US stocks went on a bumpy ride as investors continue to trade off every incremental update with the Ukraine-Russia conflict and following a wrath of mixed US economic data. Stocks were under pressure early after a French official said President Macron’s conversation with Vladimir Putin did not provide any reason to be optimistic that we could see a de-escalation/ceasefire. Wall Street was disappointed after the ISM Service Index posted a third consecutive decline, with business activity, new orders, and employment posting hefty declines. The end of the omicron impact is likely to be impacting the soft ISM Services PMI report, so expectations should be high that a rebound occurs in March.
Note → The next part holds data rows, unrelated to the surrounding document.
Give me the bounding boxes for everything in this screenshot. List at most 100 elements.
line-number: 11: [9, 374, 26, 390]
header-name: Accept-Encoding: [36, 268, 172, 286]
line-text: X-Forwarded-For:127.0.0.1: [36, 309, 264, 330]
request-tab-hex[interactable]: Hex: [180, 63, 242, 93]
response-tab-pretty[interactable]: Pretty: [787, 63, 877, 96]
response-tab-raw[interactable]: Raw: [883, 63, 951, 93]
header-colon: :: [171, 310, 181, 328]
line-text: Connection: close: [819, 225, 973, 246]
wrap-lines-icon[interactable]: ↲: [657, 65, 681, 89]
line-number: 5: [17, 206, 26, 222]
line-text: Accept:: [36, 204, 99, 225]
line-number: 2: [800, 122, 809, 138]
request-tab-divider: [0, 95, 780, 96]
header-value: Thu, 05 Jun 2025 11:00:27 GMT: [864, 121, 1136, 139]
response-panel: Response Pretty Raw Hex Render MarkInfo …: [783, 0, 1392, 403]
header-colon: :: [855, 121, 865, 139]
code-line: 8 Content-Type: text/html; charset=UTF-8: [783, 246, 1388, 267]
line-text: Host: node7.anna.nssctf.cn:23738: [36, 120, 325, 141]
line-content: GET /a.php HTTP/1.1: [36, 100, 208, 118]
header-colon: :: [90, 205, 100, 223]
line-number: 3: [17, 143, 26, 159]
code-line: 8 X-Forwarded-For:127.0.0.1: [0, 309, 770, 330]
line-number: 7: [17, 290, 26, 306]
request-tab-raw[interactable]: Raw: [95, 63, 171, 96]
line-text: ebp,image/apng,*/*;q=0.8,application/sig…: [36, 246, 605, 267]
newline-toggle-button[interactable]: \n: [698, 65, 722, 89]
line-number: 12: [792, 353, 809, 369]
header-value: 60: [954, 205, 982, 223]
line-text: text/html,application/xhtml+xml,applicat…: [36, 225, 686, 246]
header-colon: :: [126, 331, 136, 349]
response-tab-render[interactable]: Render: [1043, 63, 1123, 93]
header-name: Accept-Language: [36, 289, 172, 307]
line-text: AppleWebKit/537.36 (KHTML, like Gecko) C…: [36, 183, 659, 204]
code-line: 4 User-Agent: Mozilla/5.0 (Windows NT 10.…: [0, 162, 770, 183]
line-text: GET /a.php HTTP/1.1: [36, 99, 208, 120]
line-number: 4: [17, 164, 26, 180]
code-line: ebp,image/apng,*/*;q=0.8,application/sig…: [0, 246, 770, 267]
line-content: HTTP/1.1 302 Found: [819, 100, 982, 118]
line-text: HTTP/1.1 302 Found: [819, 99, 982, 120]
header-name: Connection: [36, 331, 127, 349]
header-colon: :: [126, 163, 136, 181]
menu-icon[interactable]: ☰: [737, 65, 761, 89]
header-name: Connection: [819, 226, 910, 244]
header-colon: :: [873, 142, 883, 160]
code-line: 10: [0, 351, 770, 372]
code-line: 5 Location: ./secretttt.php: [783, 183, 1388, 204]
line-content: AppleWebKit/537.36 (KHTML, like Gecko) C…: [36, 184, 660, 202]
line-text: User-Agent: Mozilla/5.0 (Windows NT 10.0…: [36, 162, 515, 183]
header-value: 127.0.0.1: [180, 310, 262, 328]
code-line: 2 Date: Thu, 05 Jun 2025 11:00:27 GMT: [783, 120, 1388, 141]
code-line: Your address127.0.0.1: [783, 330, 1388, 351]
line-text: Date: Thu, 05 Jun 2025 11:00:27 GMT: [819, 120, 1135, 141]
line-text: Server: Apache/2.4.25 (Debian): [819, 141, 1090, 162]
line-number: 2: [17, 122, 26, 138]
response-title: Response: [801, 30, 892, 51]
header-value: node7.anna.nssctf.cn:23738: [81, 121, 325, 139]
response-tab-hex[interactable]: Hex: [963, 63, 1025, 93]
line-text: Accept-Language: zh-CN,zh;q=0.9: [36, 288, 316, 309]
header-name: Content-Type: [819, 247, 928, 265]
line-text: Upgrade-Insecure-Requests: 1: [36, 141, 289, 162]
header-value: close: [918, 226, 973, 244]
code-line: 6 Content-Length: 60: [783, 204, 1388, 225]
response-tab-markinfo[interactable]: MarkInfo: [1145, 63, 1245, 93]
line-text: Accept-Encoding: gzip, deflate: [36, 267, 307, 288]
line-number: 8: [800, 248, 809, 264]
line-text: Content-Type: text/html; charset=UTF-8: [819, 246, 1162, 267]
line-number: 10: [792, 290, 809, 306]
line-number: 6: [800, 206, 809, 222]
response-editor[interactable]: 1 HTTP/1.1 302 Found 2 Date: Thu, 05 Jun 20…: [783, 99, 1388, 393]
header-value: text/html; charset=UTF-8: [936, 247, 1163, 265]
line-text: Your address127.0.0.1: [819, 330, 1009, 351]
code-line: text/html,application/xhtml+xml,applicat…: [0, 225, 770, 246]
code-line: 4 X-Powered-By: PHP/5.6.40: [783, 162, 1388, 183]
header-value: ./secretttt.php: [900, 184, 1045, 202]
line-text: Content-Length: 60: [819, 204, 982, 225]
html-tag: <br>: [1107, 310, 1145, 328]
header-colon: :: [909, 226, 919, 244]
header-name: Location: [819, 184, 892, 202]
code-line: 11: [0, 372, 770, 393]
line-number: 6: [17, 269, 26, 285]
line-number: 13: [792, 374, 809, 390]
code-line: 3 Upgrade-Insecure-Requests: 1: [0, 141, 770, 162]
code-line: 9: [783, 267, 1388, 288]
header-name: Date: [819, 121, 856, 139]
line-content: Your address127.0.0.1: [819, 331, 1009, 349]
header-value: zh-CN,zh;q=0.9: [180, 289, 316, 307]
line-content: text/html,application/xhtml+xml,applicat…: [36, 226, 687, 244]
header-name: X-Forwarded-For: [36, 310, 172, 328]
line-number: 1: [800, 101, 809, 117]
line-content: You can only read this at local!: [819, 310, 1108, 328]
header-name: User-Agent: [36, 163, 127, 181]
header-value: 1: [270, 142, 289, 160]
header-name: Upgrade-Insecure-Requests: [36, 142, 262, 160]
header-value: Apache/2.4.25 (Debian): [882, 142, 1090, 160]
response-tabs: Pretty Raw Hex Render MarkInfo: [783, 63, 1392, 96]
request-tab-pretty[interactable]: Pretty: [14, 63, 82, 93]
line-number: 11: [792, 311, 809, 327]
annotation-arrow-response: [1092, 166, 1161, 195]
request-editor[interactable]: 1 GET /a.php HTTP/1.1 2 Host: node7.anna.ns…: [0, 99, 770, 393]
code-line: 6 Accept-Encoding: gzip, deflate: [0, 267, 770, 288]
Risk appetite attempted to make a comeback after Presidential advisor Mykhailo Podolyak said Russia and Ukraine would have a third round of talks. Stock traders face a very choppy market going forward that will likely see pressure as inflationary pressures increase across the board, which will eventually trigger much more aggressive central bank tightening. Investors will struggle to find a reason to pile back in aggressively in stocks until a major de-escalation with the Ukraine-Russia conflict occurs and inflation shows signs of easing.
Fed
Fed Chair Powell’s testimony reminded traders that aggressive Fed tightening was still possible if the Russia-Ukraine war leads to longer-lasting inflation. The Fed is still prepared to deliver a series of rate hikes and that they are prepared to do whatever it takes to have stable prices. Powell believes that the labor shortage problem will keep the labor market overheated.
Traders will await to see if the February employment report shows hiring remained robust, which should pave the way for the Fed to deliver a steady stream of rate hikes despite all the uncertainty with the full impact that the war in Ukraine will have on the economy. Tomorrow’s nonfarm payroll report is expected to show 415,000 jobs were created in February.